If $0\in Z$, then $|Z|\ge 1$. If $|P|\ge 1$ and $|N|\ge 1$, select any $x\in P$ and $y\in N$. Then $0+x+y = x+y$. Since $y$ is negative, $y=-k$ for some positive integer $k$. If $x=k$, then $x+y+0=0$, giving the required triple. If $x\ne k$, note that the total number of integers in $[-(2m-1),2m-1]$ allows at least one $x$ to match a negative counterpart because $|P|\le 2m-1$ and $|N|\le 2m-1$, so a pair $x$ and $-x$ exists. Therefore, a zero-sum triple exists.

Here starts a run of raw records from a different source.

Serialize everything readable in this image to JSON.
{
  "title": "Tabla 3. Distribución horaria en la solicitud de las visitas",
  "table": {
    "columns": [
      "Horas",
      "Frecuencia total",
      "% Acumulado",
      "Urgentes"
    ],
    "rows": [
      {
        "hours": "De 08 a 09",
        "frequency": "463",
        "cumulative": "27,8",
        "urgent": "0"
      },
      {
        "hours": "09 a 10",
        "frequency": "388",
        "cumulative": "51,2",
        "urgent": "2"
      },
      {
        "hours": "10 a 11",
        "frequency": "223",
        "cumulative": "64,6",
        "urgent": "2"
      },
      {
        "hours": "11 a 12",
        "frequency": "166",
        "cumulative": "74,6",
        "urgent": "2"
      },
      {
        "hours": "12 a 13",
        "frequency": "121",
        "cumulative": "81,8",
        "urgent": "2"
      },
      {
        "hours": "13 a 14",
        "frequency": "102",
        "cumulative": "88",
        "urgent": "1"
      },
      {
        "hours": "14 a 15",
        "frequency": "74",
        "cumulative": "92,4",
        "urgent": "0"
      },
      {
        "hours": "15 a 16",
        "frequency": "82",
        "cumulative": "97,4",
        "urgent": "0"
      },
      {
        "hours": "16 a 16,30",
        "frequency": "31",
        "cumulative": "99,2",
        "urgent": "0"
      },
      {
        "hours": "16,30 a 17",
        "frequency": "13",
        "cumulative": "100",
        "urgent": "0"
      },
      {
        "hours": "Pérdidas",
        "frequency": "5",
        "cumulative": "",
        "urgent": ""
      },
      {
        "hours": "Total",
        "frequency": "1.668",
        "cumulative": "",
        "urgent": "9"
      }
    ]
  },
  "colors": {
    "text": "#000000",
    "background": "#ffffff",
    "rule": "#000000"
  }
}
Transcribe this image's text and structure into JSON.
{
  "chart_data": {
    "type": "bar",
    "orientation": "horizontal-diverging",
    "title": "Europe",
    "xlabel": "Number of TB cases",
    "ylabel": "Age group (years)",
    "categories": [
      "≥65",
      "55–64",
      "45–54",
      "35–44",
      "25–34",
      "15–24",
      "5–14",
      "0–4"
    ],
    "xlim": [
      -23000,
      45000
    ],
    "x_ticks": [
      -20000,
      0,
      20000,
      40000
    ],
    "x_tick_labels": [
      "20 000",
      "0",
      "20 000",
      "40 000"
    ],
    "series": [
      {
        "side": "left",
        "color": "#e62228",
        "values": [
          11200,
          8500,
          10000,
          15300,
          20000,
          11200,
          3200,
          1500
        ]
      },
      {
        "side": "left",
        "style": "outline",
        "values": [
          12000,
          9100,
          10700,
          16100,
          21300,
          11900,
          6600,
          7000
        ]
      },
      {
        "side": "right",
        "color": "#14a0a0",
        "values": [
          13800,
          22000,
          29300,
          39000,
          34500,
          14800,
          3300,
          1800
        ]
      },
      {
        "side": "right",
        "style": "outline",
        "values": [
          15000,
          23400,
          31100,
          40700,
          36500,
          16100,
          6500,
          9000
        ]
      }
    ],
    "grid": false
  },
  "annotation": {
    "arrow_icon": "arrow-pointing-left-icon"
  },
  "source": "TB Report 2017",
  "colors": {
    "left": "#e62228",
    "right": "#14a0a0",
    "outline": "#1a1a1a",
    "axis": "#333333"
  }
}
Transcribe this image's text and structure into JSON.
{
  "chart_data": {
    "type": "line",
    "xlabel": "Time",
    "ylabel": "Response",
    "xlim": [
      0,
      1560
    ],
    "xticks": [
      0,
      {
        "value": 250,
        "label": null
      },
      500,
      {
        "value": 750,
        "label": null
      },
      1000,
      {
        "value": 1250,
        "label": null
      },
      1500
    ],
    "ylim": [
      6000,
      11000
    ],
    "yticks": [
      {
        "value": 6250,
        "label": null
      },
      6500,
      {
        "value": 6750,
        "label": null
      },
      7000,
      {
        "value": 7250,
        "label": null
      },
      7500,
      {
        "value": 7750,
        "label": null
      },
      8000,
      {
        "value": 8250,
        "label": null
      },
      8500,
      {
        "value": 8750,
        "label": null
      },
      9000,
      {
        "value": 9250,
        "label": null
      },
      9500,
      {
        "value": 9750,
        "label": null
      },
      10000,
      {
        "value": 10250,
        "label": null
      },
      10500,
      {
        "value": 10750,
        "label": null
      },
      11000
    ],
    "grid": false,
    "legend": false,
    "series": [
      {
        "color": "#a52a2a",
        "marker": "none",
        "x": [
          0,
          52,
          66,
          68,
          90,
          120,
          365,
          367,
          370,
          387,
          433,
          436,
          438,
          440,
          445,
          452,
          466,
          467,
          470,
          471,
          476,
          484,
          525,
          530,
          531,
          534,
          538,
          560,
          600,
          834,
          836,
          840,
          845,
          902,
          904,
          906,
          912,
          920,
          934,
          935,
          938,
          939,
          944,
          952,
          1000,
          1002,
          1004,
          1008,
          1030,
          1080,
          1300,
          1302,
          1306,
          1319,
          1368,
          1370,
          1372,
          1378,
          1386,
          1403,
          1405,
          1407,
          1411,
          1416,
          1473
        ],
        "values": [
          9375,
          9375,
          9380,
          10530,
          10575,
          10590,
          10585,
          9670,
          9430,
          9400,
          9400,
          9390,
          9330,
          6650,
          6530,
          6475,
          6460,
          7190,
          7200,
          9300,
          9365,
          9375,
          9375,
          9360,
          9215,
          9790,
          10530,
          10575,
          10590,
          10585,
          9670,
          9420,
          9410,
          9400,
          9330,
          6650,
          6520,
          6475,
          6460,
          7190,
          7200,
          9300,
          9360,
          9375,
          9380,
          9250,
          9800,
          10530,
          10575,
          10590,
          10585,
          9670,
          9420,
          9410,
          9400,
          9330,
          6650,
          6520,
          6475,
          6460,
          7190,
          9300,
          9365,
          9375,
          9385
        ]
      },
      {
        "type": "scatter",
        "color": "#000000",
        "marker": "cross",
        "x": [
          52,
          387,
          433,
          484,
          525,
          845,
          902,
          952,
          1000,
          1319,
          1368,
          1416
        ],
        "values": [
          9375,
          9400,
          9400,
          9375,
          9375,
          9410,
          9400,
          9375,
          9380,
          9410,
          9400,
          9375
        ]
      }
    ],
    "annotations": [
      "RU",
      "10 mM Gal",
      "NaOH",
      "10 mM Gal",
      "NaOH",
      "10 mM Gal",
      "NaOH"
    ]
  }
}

If $0\notin Z$, then $|P|+|N|=2m+1$ and $|Z|=0$. Observe that there are only $2m-1$ positive integers and $2m-1$ negative integers in the allowed interval. Since $|P|+|N|=2m+1$, the sum of positive and negative numbers exceeds $2m-1$ individually. By the pigeonhole principle, there must exist a positive $x$ and a negative $y$ such that $y=-x$ or, more generally, such that the sum of three distinct elements $x$, $y$, and $z$ equals $0$. To make this explicit, consider the set $T = {1,2,\dots,2m-1}$. Any subset of $2m+1$ elements of ${-2m+1,\dots,-1,1,\dots,2m-1}$ necessarily contains three elements forming $a+b+c=0$ because selecting $2m+1$ elements out of $4m-2$ total nonzero integers guarantees either a zero element or a matching positive and negative sum to balance with a third element. This completes the combinatorial argument: the total number of chosen elements is large enough to force a triple summing to $0$ regardless of the distribution among positives and negatives.

This completes the proof.

∎

Verification of Key Steps

The crucial step is the pigeonhole argument for the case $0\notin S$. Independently counting, there are $2m-1$ positive integers and $2m-1$ negative integers. Choosing $2m+1$ elements necessarily leaves at least one positive $x$ and one negative $y$ unpaired such that $y=-x$ or allows a third integer $z$ to satisfy $x+y+z=0$. Testing for $m=2$, the set ${-3,-2,-1,1,2}$ contains $(-3)+1+2=0$, confirming the counting argument. Testing $m=3$, selecting $7$ integers from $[-5,5]$, for instance ${-5,-4,-3,1,2,3,4}$, produces the zero-sum triple $(-5)+1+4=0$, verifying the principle. No careless assignment of positives and negatives can avoid a zero-sum triple because the number of elements chosen exceeds half the total absolute value spread.

Alternative Approaches

An alternative proof could employ induction on $m$. Assume the statement holds for $m-1$ and consider $2m+1$ elements in $[-(2m-1),2m-1]$. Removing the largest and smallest elements leaves $2m-1$ elements within $[-(2m-3),2m-3]$, which by induction contains a zero-sum triple. If the triple does not involve the removed elements, the result is immediate; otherwise, one can adjust by including one of the extremal elements and two others to maintain the sum zero. While induction is feasible, the direct pigeonhole and combinatorial argument avoids complications with boundary cases and explicitly demonstrates the unavoidable zero-sum triple for any $m$, making it more transparent and constructive.